In a few minutes, we had slider controlled NeoPixels with the very minimum of wires. In the box we received a Maker Port to Grove adapter cable. The Grove connector standard is similar to Stemma QT, but larger. Cytron has a history of using the Grove connector on its boards. We’ve reviewed numerous Cytron Maker boards, one of which made our list of the best RP2040 boards. We reviewed the electronics playground Maker Pi Pico and the Maker Pi RP2040, a board designed for robotics. 

We dug into our box of bits and found a selection of Grove components including a PIR sensor, LED and potentiometer. We started with the LED and after locating the correct GPIO pin reference we had a blinky! With that success under our belt, we wrote some code to use a PIR sensor to trigger the buzzer, another success! 

Lastly we tested analog input using the potentiometer and, within a few moments, had live voltage readings from the analog pin of Maker Port 1. This is where we find one issue. Maker Port 1 has two analog pins (A0 and A1) but Maker Port 0 has none. We would’ve liked to have seen an additional analog pin on Maker Port 0. That’s not a deal breaker, but it seems foolish to have two analog pins on one connector.

Use Cases for Cytron’s Maker Nano RP2040

The form factor lends itself to breadboard projects and, for $9, this is a great board to start your RP2040 journey. Beginners will find the onboard LEDs and buzzer an essential learning tool. More experienced makers will appreciate them for debugging. 

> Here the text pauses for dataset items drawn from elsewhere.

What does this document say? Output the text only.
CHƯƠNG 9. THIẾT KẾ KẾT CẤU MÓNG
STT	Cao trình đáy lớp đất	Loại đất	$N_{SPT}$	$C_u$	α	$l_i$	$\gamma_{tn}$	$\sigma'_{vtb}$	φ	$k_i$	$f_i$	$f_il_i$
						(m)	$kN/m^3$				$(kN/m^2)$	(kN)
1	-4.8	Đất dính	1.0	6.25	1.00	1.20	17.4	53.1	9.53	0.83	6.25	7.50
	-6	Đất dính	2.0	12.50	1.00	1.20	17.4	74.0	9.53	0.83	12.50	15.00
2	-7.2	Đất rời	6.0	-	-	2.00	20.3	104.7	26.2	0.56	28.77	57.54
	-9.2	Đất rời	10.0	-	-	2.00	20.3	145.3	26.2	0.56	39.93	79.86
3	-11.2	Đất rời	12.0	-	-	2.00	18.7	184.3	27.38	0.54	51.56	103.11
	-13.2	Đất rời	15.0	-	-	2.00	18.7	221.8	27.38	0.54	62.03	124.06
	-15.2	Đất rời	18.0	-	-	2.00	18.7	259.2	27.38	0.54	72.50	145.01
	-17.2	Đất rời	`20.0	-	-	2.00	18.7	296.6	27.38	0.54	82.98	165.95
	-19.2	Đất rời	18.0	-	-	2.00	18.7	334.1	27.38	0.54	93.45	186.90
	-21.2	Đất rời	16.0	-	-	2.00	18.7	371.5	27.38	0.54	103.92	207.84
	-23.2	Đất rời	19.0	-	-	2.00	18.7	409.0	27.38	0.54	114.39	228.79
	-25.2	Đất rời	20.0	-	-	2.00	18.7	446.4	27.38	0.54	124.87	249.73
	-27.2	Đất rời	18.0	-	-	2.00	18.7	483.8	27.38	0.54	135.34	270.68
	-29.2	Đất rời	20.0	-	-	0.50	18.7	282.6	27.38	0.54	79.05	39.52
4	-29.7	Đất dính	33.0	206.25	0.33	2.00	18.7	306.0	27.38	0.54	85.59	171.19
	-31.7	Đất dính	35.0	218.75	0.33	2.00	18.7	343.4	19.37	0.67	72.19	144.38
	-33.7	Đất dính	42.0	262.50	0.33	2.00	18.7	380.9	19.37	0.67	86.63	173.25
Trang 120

We can see Maker Nano RP2040 being used in sensor based projects, largely because of the Maker Ports. The ease and flexibility of these ports is the chief selling point. We can connect up sensors from Adafruit, SparkFun, Pimoroni and Grove and start collecting data. Mixing Stemma QT and Grove via the two Maker Ports opens up a world of possibilities, but only if you are ready to invest in the bespoke components which are priced slightly higher than the raw components. Maker Nano RP2040 is at home in the classroom and the makerspace and for $9 there is nothing to lose.

Bottom Line

Sure it is priced higher than a bare Raspberry Pi Pico, and there are alternatives from Adafruit and Pimoroni, but Cytron’s Maker Nano RP2040 continues the legacy of quality hardware aimed directly at the maker and educator demographic. The onboard LEDs, buzzer and NeoPixel introduce basic electronics with zero wiring, and the Maker Ports provide a route to more advanced projects using Stemma QT and Grove components. 

If you need a small, feature packed RP2040 board, consider the Maker Nano RP2040. If you want a larger version, then the Maker Pi Pico is only a dollar more ($10) and you get a greater number of GPIO pins and Grove connectors. That said, the Maker Nano RP2040 has a special place in our heart and amongst our box of bits.